A boa constrictor was found on the Motor Parkway in November 2010. Boas are not native to Queens, and it was likely a pet snake that got away.
Here’s a pair of living fossils, like the coelacanth or tuatara, on Union Turnpike and 234th Street. At one time (roughly 1964-1985) NYC street signs were color coded by borough, with Queens signs blue type on an off-white background. In 1998, when FNY was instituted, there were quite a few of these still around, but the Department of Transportation, which despises nonstandard signage, took them all down. I fully expect the DOT to do the same here tout suite, since FNY does have readers in the DOT. Spare these signs!
You know what, when I first encountered the word coelacanth I deduced, correctly, it was pronouned SEE-la-canth. I am intelligent in certain very narrow fields that have no practical application.
The Grand Central Parkway crosses Union Turnpike on a stylish metal and concrete arch. I used to think, when I was a kid and first saw it on maps, that this parkway had something to do with Granc Central Terminal in Manhattan. The two names are completely coincidental, as when the initial section was opened between Kew Gardens and Glen Oaks, it was in eastern central Queens.
The parkway was opened in tandem with the westernmost section of the Northern State Parkway (which GCP becomes east of the Queens/Nassau line.
ForgottenFan Erika Williams: The building was originally used as the building for the day school at Chapel of the Redeemer Lutheran. I believe the school closed in 2002 or 2003.
Eastern Union Turnpike also features some post-modern church designs, such as the Lutheran Church of the Redeemer, Union Turnpike and Hartland Avenue. Once again, the internet is silent on the building itself; I get frustrated because little about the architecture of some churches is readily available online, as many churches don’t think the building itself is the point, after all.
New street clocks are a welcome addition in eastern Queens, and this sign bids visitors welcome at Union Turnpike, Hartland Avenue and 220th Street.
Most residents of Hollis Hills are unaware of it, but over a century ago, a long lost railroad once ran through the area: the Central Railroad of Long Island was built by Scottish-American entrepreneur Alexander T. Stewart between Flushing and a new real-estate development of his called Garden City.
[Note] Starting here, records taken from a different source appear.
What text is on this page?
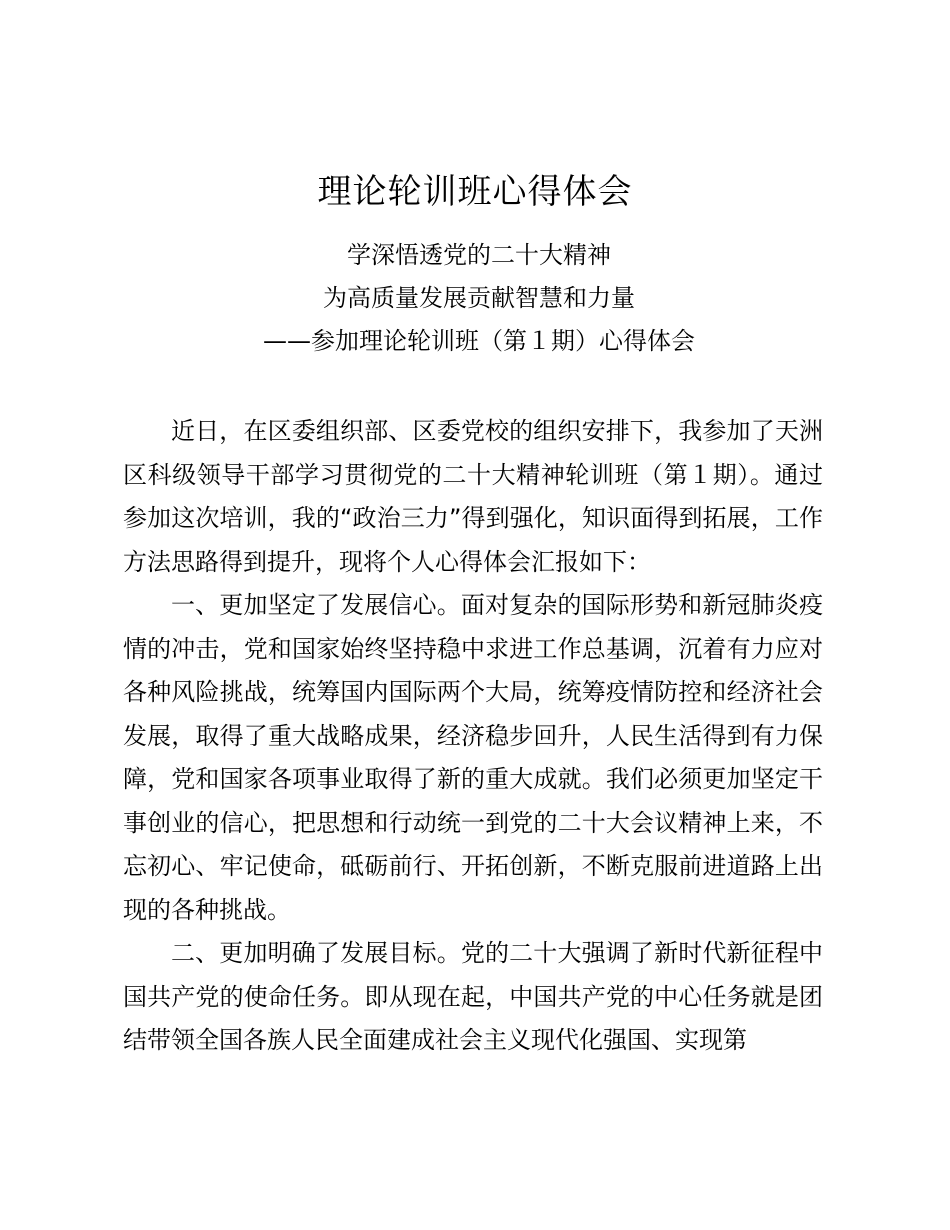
理论轮训班心得体会

学深悟透党的二十大精神

为高质量发展贡献智慧和力量

——参加理论轮训班（第１期）心得体会

近日，在区委组织部、区委党校的组织安排下，我参加了天洲区科级领导干部学习贯彻党的二十大精神轮训班（第１期）。通过参加这次培训，我的“政治三力”得到强化，知识面得到拓展，工作方法思路得到提升，现将个人心得体会汇报如下：

一、更加坚定了发展信心。面对复杂的国际形势和新冠肺炎疫情的冲击，党和国家始终坚持稳中求进工作总基调，沉着有力应对各种风险挑战，统筹国内国际两个大局，统筹疫情防控和经济社会发展，取得了重大战略成果，经济稳步回升，人民生活得到有力保障，党和国家各项事业取得了新的重大成就。我们必须更加坚定干事创业的信心，把思想和行动统一到党的二十大会议精神上来，不忘初心、牢记使命，砥砺前行、开拓创新，不断克服前进道路上出现的各种挑战。

二、更加明确了发展目标。党的二十大强调了新时代新征程中国共产党的使命任务。即从现在起，中国共产党的中心任务就是团结带领全国各族人民全面建成社会主义现代化强国、实现第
The most obvious remnant of it is Kissena Corridor Park, which runs diagonally to the overall street grid, and the presence of Stewart Road and Peck Avenue, which flank the old right of way. A parking lot next to Stewart Road follows the old railroad path, which can be discerned in an adjacent parking lot. The railroad ran only 2 years, 1872-1874.
The Saucer Has Landed
The saucer has landed at Union Turnpike and Bell Boulevard, where you find the American Martyrs Roman Catholic Church, built in 1967. The martyrs were eight Jesuit missionaries to the Huron Indians in the 17th Century. All eight were killed during a Huron conflict with the Iroquois in what is now Quebec and upstate NY between 1642-1649.
The Windsor Park branch of Queens Public Library, on Bell Boulevard across from the church, is named after the Windsor Park Houses, a garden apartment complex a few blocks north.
I had lunch at Union Diner, at the Turnpike and 212th Street. When I was here in the summer of 2009, I’m not sure if I was here before or after the owner won a million dollars in the New York State lottery.
photographed June, 2009; page completed November 25, 2010.